By Jared Strong
This year’s corn and soybean harvests are virtually complete in nearly every area of the state, with one exception: south-central Iowa.
“Farmers in south central Iowa still have over 10 percent of their corn for grain crop remaining to be harvested,” the U.S. Department of Agriculture reported on Monday.
That region of the state is often the last to finish harvest, according to USDA crop reports that date back more than a decade.
This year, part of that lag might have been caused by some replanting of soybeans, which delayed their maturation and harvest, said Clarabell Probasco, an Iowa State University Extension field agronomist who monitors part of that area.
“With those late-planted beans, people just kind of waited around to get out to harvest,” she said.

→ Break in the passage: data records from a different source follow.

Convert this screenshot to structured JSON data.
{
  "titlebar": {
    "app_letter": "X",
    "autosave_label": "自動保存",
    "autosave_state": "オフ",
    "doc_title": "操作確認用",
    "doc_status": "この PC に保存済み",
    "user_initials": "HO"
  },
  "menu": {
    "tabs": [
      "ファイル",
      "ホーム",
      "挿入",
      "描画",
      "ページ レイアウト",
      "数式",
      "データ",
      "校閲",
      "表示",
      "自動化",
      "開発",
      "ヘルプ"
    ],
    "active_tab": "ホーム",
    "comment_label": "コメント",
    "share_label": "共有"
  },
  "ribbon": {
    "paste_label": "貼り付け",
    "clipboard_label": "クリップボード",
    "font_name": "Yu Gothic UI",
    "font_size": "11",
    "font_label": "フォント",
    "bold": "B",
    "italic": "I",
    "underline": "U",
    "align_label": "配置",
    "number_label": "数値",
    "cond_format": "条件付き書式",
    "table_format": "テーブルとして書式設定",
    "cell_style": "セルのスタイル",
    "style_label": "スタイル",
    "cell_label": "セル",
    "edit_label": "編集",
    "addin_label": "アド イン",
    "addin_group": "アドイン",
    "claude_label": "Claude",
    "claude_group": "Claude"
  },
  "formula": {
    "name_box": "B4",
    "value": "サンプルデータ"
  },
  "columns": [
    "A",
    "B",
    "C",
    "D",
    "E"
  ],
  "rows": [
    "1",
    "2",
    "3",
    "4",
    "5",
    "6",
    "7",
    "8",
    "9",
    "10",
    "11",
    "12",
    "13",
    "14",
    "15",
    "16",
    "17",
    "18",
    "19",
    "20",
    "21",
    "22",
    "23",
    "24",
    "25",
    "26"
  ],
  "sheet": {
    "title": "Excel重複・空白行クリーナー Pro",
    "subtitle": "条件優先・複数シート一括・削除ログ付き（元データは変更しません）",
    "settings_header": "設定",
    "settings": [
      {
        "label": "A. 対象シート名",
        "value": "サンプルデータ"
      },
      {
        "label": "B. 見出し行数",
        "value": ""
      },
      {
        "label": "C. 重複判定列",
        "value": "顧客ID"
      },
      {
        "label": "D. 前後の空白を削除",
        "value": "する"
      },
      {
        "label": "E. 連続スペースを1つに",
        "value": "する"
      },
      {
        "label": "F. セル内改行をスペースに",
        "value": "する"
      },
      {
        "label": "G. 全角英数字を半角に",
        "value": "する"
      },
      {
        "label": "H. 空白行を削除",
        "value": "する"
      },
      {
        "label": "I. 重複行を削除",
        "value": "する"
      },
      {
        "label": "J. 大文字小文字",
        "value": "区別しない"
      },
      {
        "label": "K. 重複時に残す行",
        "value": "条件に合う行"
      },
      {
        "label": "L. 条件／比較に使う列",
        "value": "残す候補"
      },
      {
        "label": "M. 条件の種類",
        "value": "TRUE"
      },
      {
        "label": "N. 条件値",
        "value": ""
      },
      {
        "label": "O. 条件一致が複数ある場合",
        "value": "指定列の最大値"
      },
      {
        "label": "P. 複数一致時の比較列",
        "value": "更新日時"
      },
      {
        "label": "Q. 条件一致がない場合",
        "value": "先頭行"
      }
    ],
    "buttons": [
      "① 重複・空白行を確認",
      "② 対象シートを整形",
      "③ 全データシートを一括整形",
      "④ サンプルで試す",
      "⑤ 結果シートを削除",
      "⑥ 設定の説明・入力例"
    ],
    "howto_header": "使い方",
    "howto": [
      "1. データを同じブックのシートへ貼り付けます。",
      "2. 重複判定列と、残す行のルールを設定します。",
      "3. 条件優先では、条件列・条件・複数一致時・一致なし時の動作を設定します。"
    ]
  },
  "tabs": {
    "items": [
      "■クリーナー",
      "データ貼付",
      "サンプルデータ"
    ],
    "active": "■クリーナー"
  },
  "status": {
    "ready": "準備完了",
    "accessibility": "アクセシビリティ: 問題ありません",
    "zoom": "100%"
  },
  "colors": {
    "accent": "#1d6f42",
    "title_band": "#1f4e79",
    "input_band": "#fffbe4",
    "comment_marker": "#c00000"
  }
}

But the broader issue might be tied to higher yields and limited on-farm grain storage, said Aaron Saeugling, an Extension field agronomist who monitors other counties of that area. South-central Iowa typically has the lowest bushel-per-acre yields of any part of the state, according to ISU data.
“Yields have been higher than we’re used to,” Saeugling said, “and typically we don’t have the grain storage down there that we do in other parts of the state, so a little more of it has to go to town.”
Despite the delays in that area, Iowa’s soybean harvest is considered complete, and about 97% of the state’s corn had been harvested as of Sunday. The work has been aided by a streak of mostly rainless weeks.
Last week, the highest precipitation total was four-hundredths of an inch in the southeast corner of Iowa, State Climatologist Justin Glisan reported. The state averaged zero precipitation for the week, compared with the normally expected 0.43 inches.
That dryness will be “the big story” in the next several months, said Saeugling, who has noted dry wells and dwindling streams that are used for livestock. He thinks the U.S. Drought Monitor has understated that dryness in Cass and Pottawattamie counties, which have been classified as having severe drought, the third-worst drought designation.
“I’ve lived here 23 years, and I’ve never seen the (Nishnabotna) River this low — ever,” he said. “And it’s been this low for five months.”